I refuse to look her in the eye, and eventually, she gets the hint. She gives a small nod and steps back. Trey steps into my side, but even his presence sets me on edge.
I try to remember what it felt like to be human. To find comfort in Trey’s touch, in my mother’s embrace. I ache for some kind of relief. But there’s nothing now. No escape from the itching I feel beneath my skin. The undying thirst clawing at my throat. The sensations are flooding my brain, the scents, the sounds, even the very air surrounding me vibrating against my hypersensitive skin. I can tell that the sun outside has crested the horizon. I know with certainty that I could track its position across the sky without even laying eyes on it, and that I would know the precise minute it was safe for me to step outside.
My mother and Trey share a look, and I hate that it’s familiar. They used to give me those looks, but now it’s like a foreign language to me. I can’t read these reptilian features, their black eyes. I ball my fists at my side, my claws pressing into my palms but not penetrating the armor-like skin. “If you’ll excuse me,” I spit out, “I have better things to do than stand around awkwardly trying to force chitchat with the people I used to care about.”
My mom’s breath catches as I storm off down the hall, but I tell myself that her hurt feelings don’t matter. I feel like a hormonal teenager all over again, except worse. Now I have super strength and an unquenchable thirst. Now, a temper tantrum could turn this city into rubble.

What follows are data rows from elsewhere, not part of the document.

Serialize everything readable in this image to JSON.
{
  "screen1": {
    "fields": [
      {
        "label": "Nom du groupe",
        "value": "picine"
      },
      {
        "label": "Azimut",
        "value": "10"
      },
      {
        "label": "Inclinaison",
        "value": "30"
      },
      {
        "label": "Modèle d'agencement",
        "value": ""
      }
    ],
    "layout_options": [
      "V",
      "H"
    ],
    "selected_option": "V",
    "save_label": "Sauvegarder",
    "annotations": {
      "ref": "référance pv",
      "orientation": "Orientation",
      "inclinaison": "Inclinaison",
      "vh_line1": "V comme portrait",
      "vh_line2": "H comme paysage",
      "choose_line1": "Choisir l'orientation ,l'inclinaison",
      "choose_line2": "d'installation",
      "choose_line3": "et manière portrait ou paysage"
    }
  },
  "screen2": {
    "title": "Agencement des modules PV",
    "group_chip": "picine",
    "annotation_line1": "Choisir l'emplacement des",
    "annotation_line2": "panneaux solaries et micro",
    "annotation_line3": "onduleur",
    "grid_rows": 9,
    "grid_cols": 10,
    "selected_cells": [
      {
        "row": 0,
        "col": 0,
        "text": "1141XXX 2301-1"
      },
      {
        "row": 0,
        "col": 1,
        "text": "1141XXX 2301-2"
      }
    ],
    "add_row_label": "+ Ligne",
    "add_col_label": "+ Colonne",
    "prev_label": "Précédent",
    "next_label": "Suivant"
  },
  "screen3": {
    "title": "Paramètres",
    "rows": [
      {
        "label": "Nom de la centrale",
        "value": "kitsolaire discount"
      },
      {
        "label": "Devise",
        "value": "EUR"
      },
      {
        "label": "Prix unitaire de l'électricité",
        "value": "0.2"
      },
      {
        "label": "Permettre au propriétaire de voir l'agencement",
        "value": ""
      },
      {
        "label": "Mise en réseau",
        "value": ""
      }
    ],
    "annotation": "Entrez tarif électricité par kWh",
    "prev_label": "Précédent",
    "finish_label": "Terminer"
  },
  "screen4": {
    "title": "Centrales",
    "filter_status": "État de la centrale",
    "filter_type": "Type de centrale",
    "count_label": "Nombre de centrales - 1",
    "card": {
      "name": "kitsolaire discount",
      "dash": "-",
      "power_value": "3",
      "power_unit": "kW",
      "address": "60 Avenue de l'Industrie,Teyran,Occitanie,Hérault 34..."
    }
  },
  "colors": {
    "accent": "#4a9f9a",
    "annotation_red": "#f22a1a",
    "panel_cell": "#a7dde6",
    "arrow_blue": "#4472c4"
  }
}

A tiny voice niggles at the back of my mind, reminding me that the thirst isn’t unquenchable… It was quite satisfied after tearing those people limb from limb. After Brent—Nope! Not ready to unpack that meltdown waiting to happen.
I cover my ears and hold my breath. I run through the labyrinth of hallways in the opposite direction of Kenzo. It’s just safer for everyone if I don’t kill the only man who may be able to save us all.